TAP program ineffective
The Teacher Advancement Program (TAP) has had no measurable effect on teacher retention or student test scores in Chicago, according to a new report from Mathematica Policy Research. As of March 2009, there was no evidence that the program raised test scores. TAP also had no effect on teacher retention rates, with similar percentages of TAP and non-TAP teachers returning to the same schools in fall 2009 as were there in fall 2008 or fall 2007.

Teens and sex
Most teenagers’ first sexual partners are usually somebody with whom they are “going steady.” Seventy-two percent of girls and 56 percent of boys surveyed for a new report said this was true for them. But the second most common first sexual partner was someone they had just met, with 25 percent of boys and 14 percent of girls reporting this relationship for their first experience. Read the CDC’s report, Teenagers in the United States, for more information.

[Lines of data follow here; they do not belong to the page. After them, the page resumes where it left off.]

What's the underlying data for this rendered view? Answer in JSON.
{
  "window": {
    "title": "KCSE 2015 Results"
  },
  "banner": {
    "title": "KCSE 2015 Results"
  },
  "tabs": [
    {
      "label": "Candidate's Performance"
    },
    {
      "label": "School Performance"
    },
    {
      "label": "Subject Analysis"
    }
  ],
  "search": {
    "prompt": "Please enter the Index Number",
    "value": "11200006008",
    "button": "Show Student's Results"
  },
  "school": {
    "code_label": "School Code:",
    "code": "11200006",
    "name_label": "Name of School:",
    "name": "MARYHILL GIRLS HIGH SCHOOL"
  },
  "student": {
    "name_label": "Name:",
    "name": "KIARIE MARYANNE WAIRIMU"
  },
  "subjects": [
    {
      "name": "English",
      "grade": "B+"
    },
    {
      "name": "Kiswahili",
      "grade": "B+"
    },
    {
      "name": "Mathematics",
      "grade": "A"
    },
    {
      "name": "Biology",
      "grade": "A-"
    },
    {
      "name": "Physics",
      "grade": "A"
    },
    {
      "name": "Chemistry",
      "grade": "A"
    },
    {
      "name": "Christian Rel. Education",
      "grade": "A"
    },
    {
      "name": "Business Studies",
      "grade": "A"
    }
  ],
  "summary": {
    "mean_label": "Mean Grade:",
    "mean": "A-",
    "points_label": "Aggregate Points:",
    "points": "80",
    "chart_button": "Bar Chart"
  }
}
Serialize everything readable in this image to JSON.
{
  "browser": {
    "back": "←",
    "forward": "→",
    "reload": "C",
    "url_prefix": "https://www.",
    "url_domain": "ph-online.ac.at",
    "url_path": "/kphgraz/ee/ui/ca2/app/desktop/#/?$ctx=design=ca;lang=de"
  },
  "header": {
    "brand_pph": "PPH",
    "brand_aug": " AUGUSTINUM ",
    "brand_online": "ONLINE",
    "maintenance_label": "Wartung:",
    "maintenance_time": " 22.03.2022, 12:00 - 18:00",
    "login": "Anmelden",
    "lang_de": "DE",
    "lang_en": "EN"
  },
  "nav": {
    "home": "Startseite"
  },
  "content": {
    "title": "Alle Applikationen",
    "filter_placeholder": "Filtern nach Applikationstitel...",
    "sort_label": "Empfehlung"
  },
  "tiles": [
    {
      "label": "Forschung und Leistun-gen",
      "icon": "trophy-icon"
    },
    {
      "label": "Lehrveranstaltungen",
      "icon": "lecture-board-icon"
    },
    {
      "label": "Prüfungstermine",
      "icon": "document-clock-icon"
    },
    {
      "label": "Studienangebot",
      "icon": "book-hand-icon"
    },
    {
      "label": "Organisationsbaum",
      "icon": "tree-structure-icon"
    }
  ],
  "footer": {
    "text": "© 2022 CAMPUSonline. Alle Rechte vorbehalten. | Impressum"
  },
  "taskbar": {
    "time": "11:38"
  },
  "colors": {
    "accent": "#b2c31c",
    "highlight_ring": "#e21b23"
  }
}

Third-grade reading crucial
A new report from The Annie E. Casey Foundation, Early Warning! Why Reading by the End of Third Grade Matters, finds that reading proficiently by the end of third grade is an educational marker many low-income students fail to reach. Eighty-three percent of low-income fourth-graders were not proficient on the 2009 National Assessment of Educational Progress reading test. The inability to read proficiently is strongly linked to higher dropout rates.